Looking for a family activity that won’t break the bank? Geocaching may be the answer. Geocaching is best described as a large scale scavenger hunt aided by modern technology. People all over the world are on the hunt every day. Here is how you can join in the fun.
GPS (global positioning system)
small notebook and pencil
trinkets for trading (small key-chains work well, lapel pins, neat coins, cool rocks or gems)
Water, snacks, bug spray and sunscreen
What is geocaching
Geocaching is a global treasure hunt with a hand-held GPS (global positioning system) taking the place of the treasure map. The goal is to find hidden boxes, called geocaches or caches, using coordinates and clues given online by the person who hid the cache. After the cache is located, the hunter goes online to share the experience of the hunt with other geocachers.

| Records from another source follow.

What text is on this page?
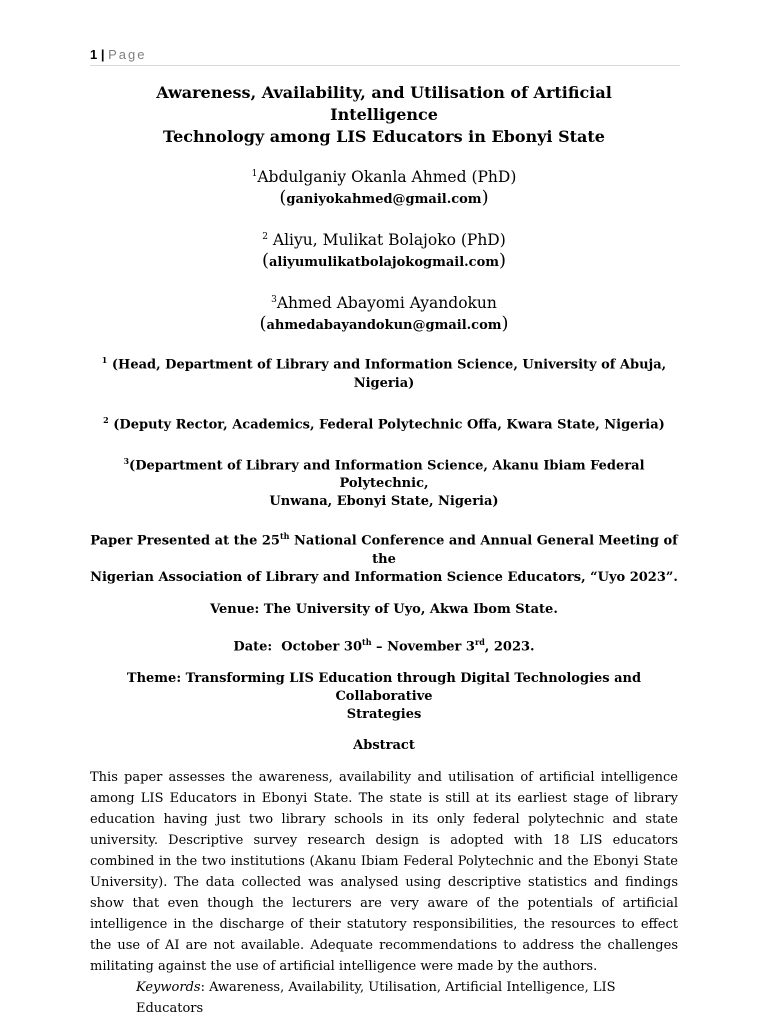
1 | Page
Awareness, Availability, and Utilisation of Artificial Intelligence
Technology among LIS Educators in Ebonyi State
$^1$Abdulganiy Okanla Ahmed (PhD)
(ganiyokahmed@gmail.com)
$^2$ Aliyu, Mulikat Bolajoko (PhD)
(aliyumulikatbolajokogmail.com)
$^3$Ahmed Abayomi Ayandokun
(ahmedabayandokun@gmail.com)
$^1$ (Head, Department of Library and Information Science, University of Abuja,
Nigeria)
$^2$ (Deputy Rector, Academics, Federal Polytechnic Offa, Kwara State, Nigeria)
$^3$(Department of Library and Information Science, Akanu Ibiam Federal Polytechnic,
Unwana, Ebonyi State, Nigeria)
Paper Presented at the 25th National Conference and Annual General Meeting of the
Nigerian Association of Library and Information Science Educators, “Uyo 2023”.
Venue: The University of Uyo, Akwa Ibom State.
Date:  October 30th – November 3rd, 2023.
Theme: Transforming LIS Education through Digital Technologies and Collaborative
Strategies
Abstract
This paper assesses the awareness, availability and utilisation of artificial intelligence among LIS Educators in Ebonyi State. The state is still at its earliest stage of library education having just two library schools in its only federal polytechnic and state university. Descriptive survey research design is adopted with 18 LIS educators combined in the two institutions (Akanu Ibiam Federal Polytechnic and the Ebonyi State University). The data collected was analysed using descriptive statistics and findings show that even though the lecturers are very aware of the potentials of artificial intelligence in the discharge of their statutory responsibilities, the resources to effect the use of AI are not available. Adequate recommendations to address the challenges militating against the use of artificial intelligence were made by the authors.
Keywords: Awareness, Availability, Utilisation, Artificial Intelligence, LIS Educators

Before heading out for the search, you have to get the coordinates for caches hidden in your area. To get the coordinates, you will need to enroll for membership on the geocaching website . The membership is free and gives you access to the coordinates of caches worldwide. After establishing membership, you will need to do a little research to select your first target cache. Make note of any clues or tips left by other cachers and load coordinates into your GPS. With your coordinates loaded and your water and snacks packed, you are ready for the hunt!
Your First Find
Typical caches are small, weatherproof boxes. Inside the box, you will find a log (notebook and pen), and a couple of small, inexpensive trinkets. After you sign the log as someone who found the cache, you take a trinket out and replace it with a trinket of similar value and interest. Once you return home, go back to the geocaching website to document your find and your experience.
While geocaching is a great activity for adventurous adults, there are many reasons to bring the children along. School-aged children love the thrill of the hunt and the small toys found hidden around town. In fact, geocaching is actually learning disguised as fun. While children are lost in the thrill of the hunt and the discovery of small toys hidden around town, they are also learning about math (distance, height and measurement), geography (names of area attractions, navigation and direction), history (clues and historical markers are often used in geocaching).